Tuesday should be a lively discussion. I am sharpening my tongue. :o)

I respect Randy, but I find Randy's fears unfounded, and his question
indicate a lack of knowing what Spring is and what it is not. Spring does
not replace J2EE. 

There is more risk to sticking with existing J2EE technology stacks to
solving problems than there is to adopt something like Spring.

I've written apps that are Struts/Stateless Session Bean/EJB CMP/CMR based
(deployed to production).
I've written similar apps that are JSF/Spring/Hibernate based (deployed to
production).

There is much more risk in the former than the latter.

There are so many hacks (some call them J2EE design patterns), workarounds,
and crud to get the former to work in a TDD environment.
TDD is the real risk reducer. The second stack supports TDD. The first stack
is the biggest time sink in the history of modern web development with its
myriads of misplaced files. How many files to deploy an EJB with CMP CMR? Up
to 7!


Spring, once called the interface21 framework, was developed for and
deployed to major financial institutions. If a conservative group like that
is willing to bet on Spring, I can assure you that there is no extreme level
of "risk".

(BTW I have help to deploy Spring in a very major financial institution in
New York. These guys are more than conservative.)

Secondly, I've examined the code base of JBoss, and the code base of Spring.
I would be much more concerned about JBoss than Spring. That said, I have
used JBoss and Spring together on a project. I don't feel JBoss is overtly
risky. (I like JBoss to a an extent. Don't read too much criticism in this
statement.)

I feel comments on "how risky Spring is" is absolute FUD. 

Regarding Erik's opinions: As far as Spring vs. HiveMind, Pico container,
Avalon, etc.

HiveMind is nascent and not nearly as mature.
Pico is not much more than an IoC container from what I can tell.
Avalon is dead. Discontinued. Gone. Poof!

Spring is an IoC container, and an AOP framework. It goes well beyond that
and creates a mass array of utilities to simplify developing with JDBC, JMS,
JMX, Hibernate, EJB (yes you heard me... I said it helps with EJB), etc.

At this point in time, Spring wins out in maturity and features.

(This does not mean that I am advocating only Spring. I would be happy to
work on a HiveMind only project. I have no problems with trying new things.
At this point in time, Spring wins for me.)

Spring is a pneumatic pump with attachments for screw driving, bolt cutting,
hammering, etc. It kicks ass. Yes that is a technical term.

If you are developing web apps, I feel it very wise to look into Spring for
the backend to augment your investment in J2EE.
Then look to a component based framework on the frontend like JSF and
Tapestry. For the persistence tier, try a good commercial version of JDO or
Hibernate.

JSF/Spring (+J2EE/JTA, etc if needed)/Hibernate
Tapestry/Spring (+J2EE/JTA, etc if needed)/Hibernate


Comments below.... See ###########

-----Original Message-----
From: Randolph Kahle [mailto:[EMAIL PROTECTED] 
Sent: Monday, January 10, 2005 4:26 AM
To: jug-discussion@tucson-jug.org
Subject: Re: [jug-discussion] JDJ: Featured article on Spring

On Jan 9, 2005, at 3:52 PM, josh zeidner wrote:

[...]

>
>   If I were a manager I would be very wary of Spring.

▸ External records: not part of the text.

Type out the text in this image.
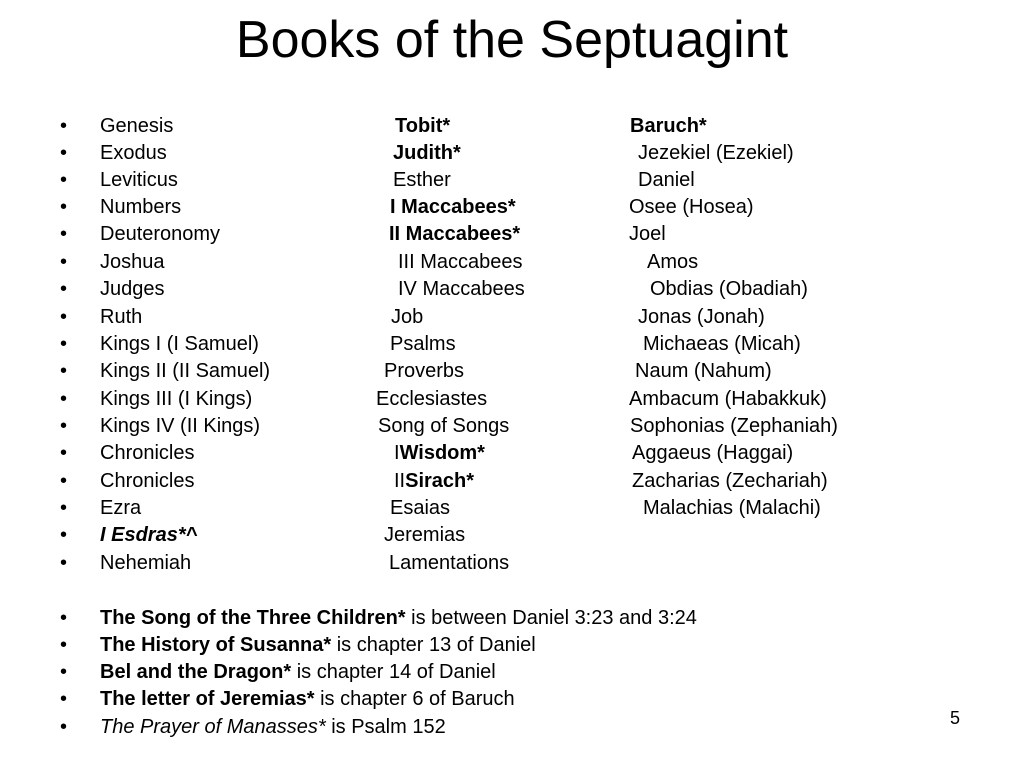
Books of the Septuagint
• Genesis	Tobit*	Baruch*
• Exodus	Judith*	Jezekiel (Ezekiel)
• Leviticus	Esther	Daniel
• Numbers	I Maccabees*	Osee (Hosea)
• Deuteronomy	II Maccabees*	Joel
• Joshua	III Maccabees	Amos
• Judges	IV Maccabees	Obdias (Obadiah)
• Ruth	Job	Jonas (Jonah)
• Kings I (I Samuel)	Psalms	Michaeas (Micah)
• Kings II (II Samuel)	Proverbs	Naum (Nahum)
• Kings III (I Kings)	Ecclesiastes	Ambacum (Habakkuk)
• Kings IV (II Kings)	Song of Songs	Sophonias (Zephaniah)
• Chronicles	IWisdom*	Aggaeus (Haggai)
• Chronicles	IISirach*	Zacharias (Zechariah)
• Ezra	Esaias	Malachias (Malachi)
• I Esdras*^	Jeremias
• Nehemiah	Lamentations
• The Song of the Three Children* is between Daniel 3:23 and 3:24
• The History of Susanna* is chapter 13 of Daniel
• Bel and the Dragon* is chapter 14 of Daniel
• The letter of Jeremias* is chapter 6 of Baruch
• The Prayer of Manasses* is Psalm 152	5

I agree with you on this point.

### Why? Spring is set of useful utilities. Where is the risk? 
### BOO!


     * Who will support the technology?

Who supports Tapestry? Who supports Struts? This statement is absurd. There
are several companies that support Spring. ArcMind for one... Interface21
for another. J2Life for a third. Thoughtworks. Springframework.com, Etc.
etc.

I don't need folks in dark blue suits with vests to gain value from a
framework. Hibernate paved the way. Spring is an easy sell to the fortune
100. I have had a lot of success in getting it adopted at companies big and
small. It stands on its own.

     * Do management tools exist?

## Yes. The tool is called an editor. Newer versions of Spring include JMX
support so it is toolable.
Do management tools exist for Struts, WebWork, Tapestry??? Spring does not
replace the app server. You can use Spring with Weblogic, Webshpere, etc.
This question makes no sense. Spring does not replace the app server (yet).
What do you think Spring is?

     * How should we partition work between domestic and offshore?

## The same as you would with any technology. Having done it, I can tell you
it is no big deal. Or should I say it is no bigger deal than it was before
using Spring.

## I am not going to comment on the Java vs. Microsoft debate. Not b/c I
don't have an opinion, but b/c I don't have the time or interest at this
point. There are only so many hours in a day.


I for one, am sick of watching the server log as I deploy my components and
wait to test them. Large projects take forever to deploy. You end up
spending more time waiting for your components to deploy so you can test
(automated or not). Spring allows you to garner the services from the
container without being tied to the env. You can test easily outside of the
container. This is a huge time savings.